Cellulose insulation is made from recycled paper products. It is available in rolls or batts and can be installed in walls, ceilings, and floors. The R-value is 3.0 to 3.8 per inch.

Spray foam insulation is a type of insulation that is sprayed onto walls, ceilings, and floors. It expands and forms a barrier that helps keep heat in or out of a home. The R-value is 3.0 to 7.0 per inch.

Rigid foam insulation is a type of insulation that comes in boards or panels. It can be used on walls, ceilings, and floors. The r-value is 3.5 to 8.0 per inch.

## Doors And Windows

These parts of the house can be insulated with weather-stripping or caulk. There’s less options here though I don’t see why we can’t have improved insulated doors. Windows certainly if you get double, triple glazing, that will up the insulation. According to a window manufacturer Jeld-Wen, the U-value of double vs triple is 1.5 vs 1.0. That’s a modest 30% reduction going from double to triple glaze.

## What Is Weather Stripping For Insulation

Weather stripping is a process in which the gaps around doors and windows are filled in order to prevent drafts and air leaks.

In order to install weather stripping, you will first need to clean the surface around the door or window. Next, you will need to measure the area in order to cut the weather stripping to size. Once the weather stripping is cut to size, you will need to peel off the adhesive backing and apply it to the door or window.

Weather stripping can last for many years, but it may need to be replaced sooner if it is exposed to sunlight or extreme temperatures. How much does weather stripping save on heating costs? Weather stripping can save you up to 10% on your heating costs.

## What Is Caulk For Insulation?

Caulk for insulation is a type of sealant that helps to fill in gaps and cracks in order to prevent heat from escaping. This can be especially useful in older homes that have less insulation.

To apply caulk, first clean the surface around the gap or crack. Then, cut the tip of the caulk tube at a 45 degree angle. Next, insert the tube of caulk into a caulk gun. Finally, squeeze the trigger of the caulk gun to apply the caulk.

Caulk can last for many years, but it will eventually need to be replaced. Caulking can save you money on your heating bills by preventing heat from escaping through gaps and cracks.

## Best Insulation?

Think of a case in which you get very expensive insulation with high r-values? Does it make sense? If you feel like you can’t answer the question, that’s because you can’t! Ask yourself whether you the very expensive type. If you live in a cold climate, and your house loses heat quickly, then yes. This is also true if you live somewhere warm and the house heats up quickly. Insulation works both ways: traps in warm air, traps in cold air.
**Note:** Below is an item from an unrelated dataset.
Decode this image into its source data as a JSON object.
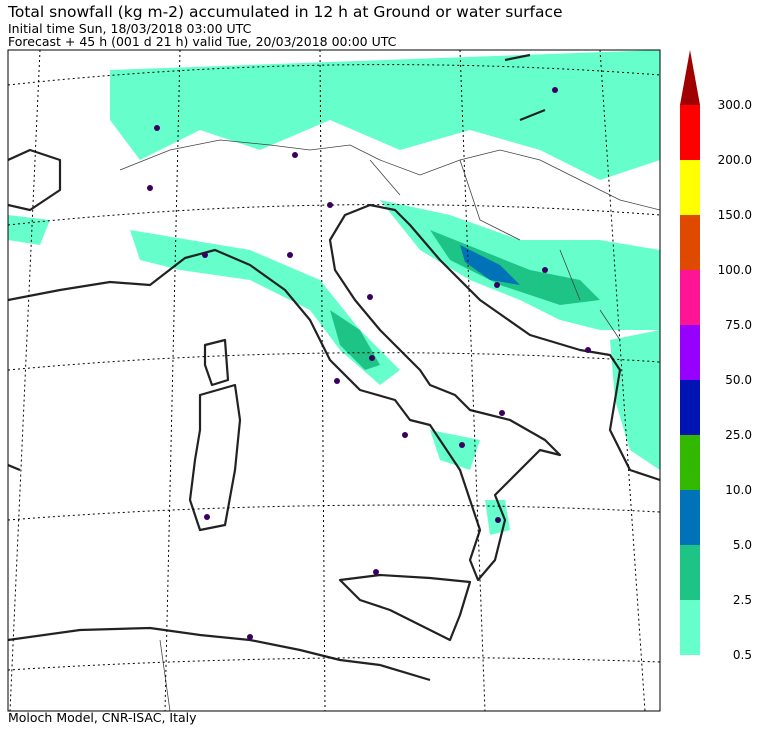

One way to estimate whether your house needs an upgrade in being sealed is to compare your winter heating bill against houses of comparable size. If you’re bill is higher, then there’s a good chance your house is losing more heat than it should.

## What about Insulating Paint?

Bob Vila’s website has covered this and concluded that insulating paint has never been tested on large scale. The website also doesn’t recommend it based on anecdote. From a physics point of view, it’s hard to imagine enough “thermal mass” in a thin layer of paint. Thermal mass is what makes it hard for heat or cold to cross a layer of insulation. Paint just doesn’t have any thermal mass so it can’t do a good job insulating. The only kind of insulation it might provide is reflecting radiant energy back into the house.